As part of my preparations for DMing a one-shot, I’m re-reading the DMG and DMG 2. There’s a section in DMG2 describing three different types of adventure pacing: Balanced, Spike, and Escalation. Balanced means the DM has decided to balance action and roleplaying, and balance easy encounters with complex/difficult encounters. Spike pacing concentrates the session/adventure on one major battle, forcing the players to go all-out. Escalation pacing puts the characters through increasingly difficult encounters, forcing them to use up valuable resources before the big final battle.
The DMG2 gives advice to the DM on how to grab the player’s attention so they want to keep moving to battle after battle, instead of stopping to rest. In my group, we’re very conscious of our resources, consumables, and daily powers and we’re hesitant to use them up, perhaps overly cautious. There’s some sneaky things DMs can do to “trick” you in to not stopping or at least not taking extended rests, and it’s important to recognize when you’re in one of those situation. Not in order to fight it, but so you can stop resisting and go along with her plans. The idea here is to trust in the DM and follow where the adventure is going. Fights when you’re low on healing and other resources are scary, but they can also be memorable and rewarding and it’s not fair to short-change yourself from the opportunity just to make sure you easily win each encounter.

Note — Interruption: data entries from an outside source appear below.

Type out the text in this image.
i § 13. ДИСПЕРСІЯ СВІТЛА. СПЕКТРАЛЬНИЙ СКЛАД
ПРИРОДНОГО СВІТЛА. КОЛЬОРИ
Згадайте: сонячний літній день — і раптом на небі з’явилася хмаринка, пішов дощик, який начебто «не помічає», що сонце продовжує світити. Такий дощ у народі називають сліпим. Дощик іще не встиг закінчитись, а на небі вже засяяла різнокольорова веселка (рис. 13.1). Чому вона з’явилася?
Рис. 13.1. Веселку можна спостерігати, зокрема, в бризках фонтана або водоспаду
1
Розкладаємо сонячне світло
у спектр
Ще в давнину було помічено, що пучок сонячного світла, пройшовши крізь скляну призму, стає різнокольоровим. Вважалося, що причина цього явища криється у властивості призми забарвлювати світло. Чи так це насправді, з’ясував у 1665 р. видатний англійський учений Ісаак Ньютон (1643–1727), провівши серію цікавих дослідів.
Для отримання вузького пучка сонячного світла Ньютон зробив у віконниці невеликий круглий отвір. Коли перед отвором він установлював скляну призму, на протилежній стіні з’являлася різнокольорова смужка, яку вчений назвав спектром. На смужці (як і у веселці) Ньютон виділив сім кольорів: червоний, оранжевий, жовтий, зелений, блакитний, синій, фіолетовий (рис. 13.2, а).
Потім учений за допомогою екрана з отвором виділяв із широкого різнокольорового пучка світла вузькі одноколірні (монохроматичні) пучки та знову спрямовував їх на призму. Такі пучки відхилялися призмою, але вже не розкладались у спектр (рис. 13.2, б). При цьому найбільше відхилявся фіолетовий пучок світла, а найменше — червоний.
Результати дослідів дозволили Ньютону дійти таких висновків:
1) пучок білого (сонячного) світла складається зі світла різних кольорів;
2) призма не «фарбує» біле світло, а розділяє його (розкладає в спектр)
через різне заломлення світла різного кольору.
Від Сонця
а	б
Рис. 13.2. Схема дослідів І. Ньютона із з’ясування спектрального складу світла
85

So, what are the Escalation warning signs? These are most apparent at the end of an encounter (“what’s that unlocked door marked treasure for?”) or at the start of the next one (“why are all the goblins wearing name tags that say ‘minion’?”). If you run across some monsters that you’ve easily defeated before, or the set-up seems like you could just walk all over an encounter, the DM is probably throwing you a softball to keep things moving. It’s okay to use up some consumables and healing surges here, but save the dailies for the big encounter that sure to come. Keep going on for the big reward.
Another escalation sign is that you’re being baited. Whether there’s treasure around the next corner, a deity offering answers, or a side passage full healing potions: if it feels like you want to push on ahead and not wait, odds are you’re being baited to keep going. Just like I keep watching Lost week after week, after long since forgetting why, it’s important to run the adventure to its conclusion. The upside to being baited is that your characters will be rewarded for their efforts. Railroading is not being given a choice. Baiting is being given a choice, it’s just too attractive to ignore.
The more obvious escalation sign is an external pressure to keep going such a time limit (the dungeon is collapsing around you or your quarry is getting away), or the inability to take an extended rest (the area is too dangerous or too loud to sleep). These can be really frustrating to players, but these limitations also create a sense of drama and tension. While it might feel insane at the time, once you are able to catch your breath and look back on it you’ll have a great D&D memory.
Remember that even if your characters don’t have time to take a deep breath, as player be sure to take that time and call a break to keep things comfortable.